BAILEY HOUSE – 1832 — P. M. HALE BUILDING
Introduction
Text-to-speech Audio
Images
Backstory and Context
Text-to-speech Audio
In 1822, when Weston was just four years old, early merchant Weeden Hoffman erected on the same spot a 40' by 60' log and frame building of two stories to house his businesses: an established general store (that he had originally operated on the adjacent southern lot but that had burned down around 1821) and a new ordinary, or inn. Ownership of the ordinary passed to Major Thomas Bland in 1825, and from him to surveyor Minter Bailey, in 1832. Although the business name was Weston Hotel, the establishment became called the Bailey House. In 1851, Bailey built a new, three-story brick hotel on the opposite side of Second Street, where the Citizens Bank now stands. The old frame building came again to house a general store, and finally burned down in a business section fire on November 1, 1877.

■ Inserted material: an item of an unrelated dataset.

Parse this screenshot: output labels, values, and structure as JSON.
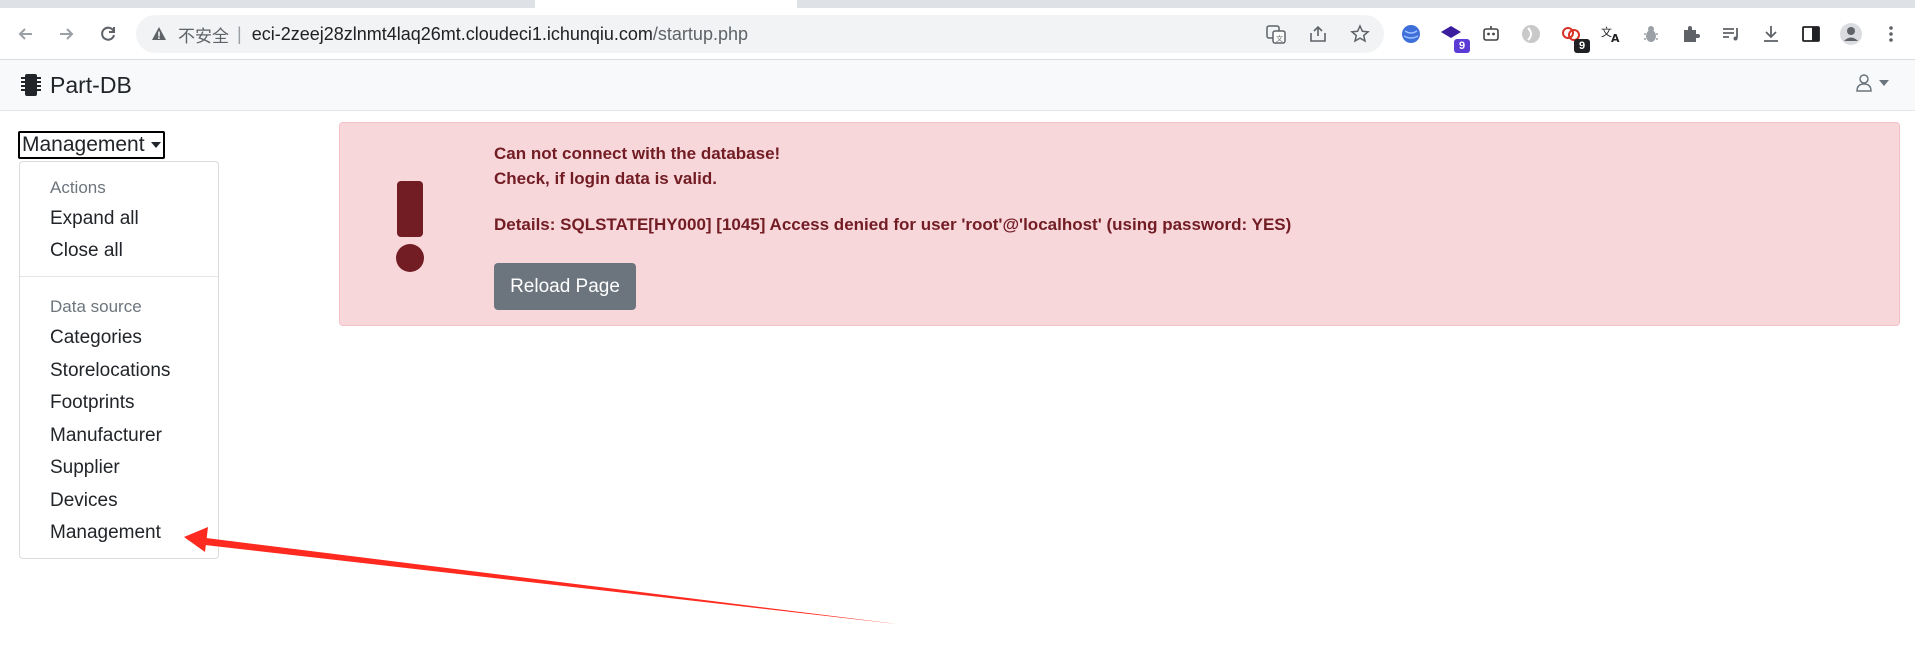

In 1885, Presley Marton Hale, a man of many talents and trades (hat maker, boot and shoe seller, butcher, building contractor, brick maker, and one of several godfathers to the State of West Virginia), erected this present three-story structure. (Note the combination keystone-datestone on the front façade.) Initially, the first floor was his butcher shop. For most of the first quarter of the 20th century, the ground floor was occupied by the Lewis County Bank, Weston’s third bank, organized in 1902. (In April 1927, that bank was absorbed by the town’s fourth such institution, the Bank of Weston, founded in 1908 and located directly across Main, on the southeast corner. The Bank of Weston became the first of the city’s banks to fail, on September 28, 1931, a victim of the Great Depression and the bank panic). Following the Lewis County Bank in the room were two drug stores, Tierney’s and, lastly, Cain’s (early on called Cain & Mylius). The upper floors had numbers of different tenants, including the offices of physicians Mortimer D. Cure and Edwin A. Trinkle, dentists Ralph McWhorter and Charles Wagoner, and the meeting room of the Weston Lion’s Club (organized in May 1927; first president was John W. Farnsworth).
More recently, the former storeroom functioned as a glass museum commemorating Lewis County’s extensive past and present glass manufacturing industry, and today is the location of the realty business, The Property Shop. (The glass museum relocated and remains today in the former J. C. Penney building.)
Sources
Smith, E. C. (2010). History of lewis county, west virginia. Place of publication not identified: Nabu Press.
Gilchrist-Stalnaker, J., & Oldaker, B. R. (2010). Lewis County. Charleston, SC: Arcadia Pub.